[Date Prev][Date Next][Thread Prev][Thread Next][Date Index][Thread Index]
Re: Gettext Mac GUI application returning wrong characters
From: |
Bruno Haible |
Subject: |
Re: Gettext Mac GUI application returning wrong characters |
Date: |
Sat, 11 Jul 2020 12:18:31 +0200 |
User-agent: |
KMail/5.1.3 (Linux/4.4.0-179-generic; KDE/5.18.0; x86_64; ; ) |
Hi Gonzalo,
> I compiled a sample case that does.
Based on this, I could adapt my test case and reproduce the issue.
Find it attached. Use:
$ ./configure --prefix=PREFIX; make; make install
$ mkdir -p hello.app/Contents/MacOS; ln -s PREFIX/bin/hello
hello.app/Contents/MacOS/hello
then double-click on hello.app in the Finder.
> I printed out the variable values and when run command line only
> LC_CTYPE=UTF-8 is set.
>
> When run from the GUI no values are set.
Yes, I reproduce this: in the Terminal, LC_CTYPE=UTF-8; when run from the
Finder, LC_CTYPE is unset.
In my test case, I added code to print the MB_CUR_MAX and locale_charset()
1. after setlocale(LC_ALL,""),
2. after std::locale::global(std::locale("")).
The result is:
1. MB_CUR_MAX=4, locale_charset()=UTF-8
2. MB_CUR_MAX=1, locale_charset()=ASCII
Here are the explanations:
* Although the text encoding on macOS generally is UTF-8, the locale
facility in libc by default - i.e. before the first setlocale() call, or
when setlocale(LC_ALL,"") is called and no LANG, LC_* environment
variable is set - sets MB_CUR_MAX = 1.
* When MB_CUR_MAX = 1, the functions like mbrtowc etc. cannot support UTF-8
encoding.
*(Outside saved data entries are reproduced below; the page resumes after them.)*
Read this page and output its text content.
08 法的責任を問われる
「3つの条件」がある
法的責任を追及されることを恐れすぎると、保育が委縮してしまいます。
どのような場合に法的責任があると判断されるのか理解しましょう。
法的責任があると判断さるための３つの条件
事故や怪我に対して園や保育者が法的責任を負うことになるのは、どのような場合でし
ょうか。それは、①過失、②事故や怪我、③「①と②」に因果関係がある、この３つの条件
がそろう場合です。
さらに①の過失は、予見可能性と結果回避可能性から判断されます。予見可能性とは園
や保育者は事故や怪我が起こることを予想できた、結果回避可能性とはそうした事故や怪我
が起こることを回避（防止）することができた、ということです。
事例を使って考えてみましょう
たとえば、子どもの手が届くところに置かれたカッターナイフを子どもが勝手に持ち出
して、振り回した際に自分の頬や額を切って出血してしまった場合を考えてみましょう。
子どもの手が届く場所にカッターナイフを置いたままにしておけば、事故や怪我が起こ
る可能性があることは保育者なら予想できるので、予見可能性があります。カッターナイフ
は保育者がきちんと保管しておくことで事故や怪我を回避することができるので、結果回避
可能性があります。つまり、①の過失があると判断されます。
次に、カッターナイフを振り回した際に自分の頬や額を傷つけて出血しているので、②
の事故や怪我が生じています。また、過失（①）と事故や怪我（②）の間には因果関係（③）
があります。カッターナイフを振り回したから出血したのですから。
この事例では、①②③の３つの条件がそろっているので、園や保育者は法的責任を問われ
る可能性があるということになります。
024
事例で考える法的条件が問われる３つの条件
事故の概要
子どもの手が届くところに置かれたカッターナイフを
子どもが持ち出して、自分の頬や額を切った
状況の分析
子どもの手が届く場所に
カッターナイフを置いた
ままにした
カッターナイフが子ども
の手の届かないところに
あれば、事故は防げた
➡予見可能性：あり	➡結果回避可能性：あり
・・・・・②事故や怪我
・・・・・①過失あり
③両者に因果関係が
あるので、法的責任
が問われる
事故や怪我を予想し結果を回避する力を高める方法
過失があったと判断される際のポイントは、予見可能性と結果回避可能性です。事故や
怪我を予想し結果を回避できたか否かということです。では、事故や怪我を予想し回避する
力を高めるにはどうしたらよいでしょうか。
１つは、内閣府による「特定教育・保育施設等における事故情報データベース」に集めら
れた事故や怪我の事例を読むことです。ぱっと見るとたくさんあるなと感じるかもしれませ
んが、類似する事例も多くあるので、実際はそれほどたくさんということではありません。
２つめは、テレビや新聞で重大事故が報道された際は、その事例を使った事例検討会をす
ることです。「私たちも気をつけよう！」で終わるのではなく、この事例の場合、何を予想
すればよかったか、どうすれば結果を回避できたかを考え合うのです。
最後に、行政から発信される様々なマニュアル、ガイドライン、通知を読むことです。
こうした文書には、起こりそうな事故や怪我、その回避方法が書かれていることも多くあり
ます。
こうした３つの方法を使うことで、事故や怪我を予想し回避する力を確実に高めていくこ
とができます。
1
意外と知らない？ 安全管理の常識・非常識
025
For this reason, libintl and gnulib's locale_charset() function
returns "ASCII" in this case. See the code at the end of [1].
* In this case, the gettext facility uses iconv() to convert the strings to
ASCII. So, for example, "ñ" becomes "n~" or "~n". This is coded in [2],
function get_output_charset and its caller.
* Two workarounds exist, to make UTF-8 encoded translations appear
nevertheless:
- The Terminal app sets the environment variable LC_CTYPE=UTF-8.
- <libintl.h> contains a setlocale override that, on macOS, assumes
LC_CTYPE=UTF-8 even if it is not set. [3] line 1482.
* In the test case, we invoke the overridden setlocale from <libintl.h>.
This explains the output
1. MB_CUR_MAX=4, locale_charset()=UTF-8
* In the test case, then, the statement
std::locale::global(std::locale(""))
invokes setlocale(LC_ALL,"") - the original setlocale from libc, not the
overridden one. So, it annihilates the effect of the previous step.
Since none of the two workarounds is active, then, you get the
transliterated output.
The fix, now, is to add this code before std::locale::global(std::locale("")):
#if defined __APPLE__ && defined __MACH__
setenv ("LC_CTYPE", "UTF-8", 1);
#endif
and include <stdlib.h>.
Bruno
[1]
https://git.savannah.gnu.org/gitweb/?p=gettext.git;a=blob;f=gettext-runtime/intl/localcharset.c
[2]
https://git.savannah.gnu.org/gitweb/?p=gettext.git;a=blob;f=gettext-runtime/intl/dcigettext.c
[3]
https://git.savannah.gnu.org/gitweb/?p=gettext.git;a=blob;f=gettext-runtime/intl/setlocale.c
hello-c++-0.tar.gz
Description: application/compressed-tar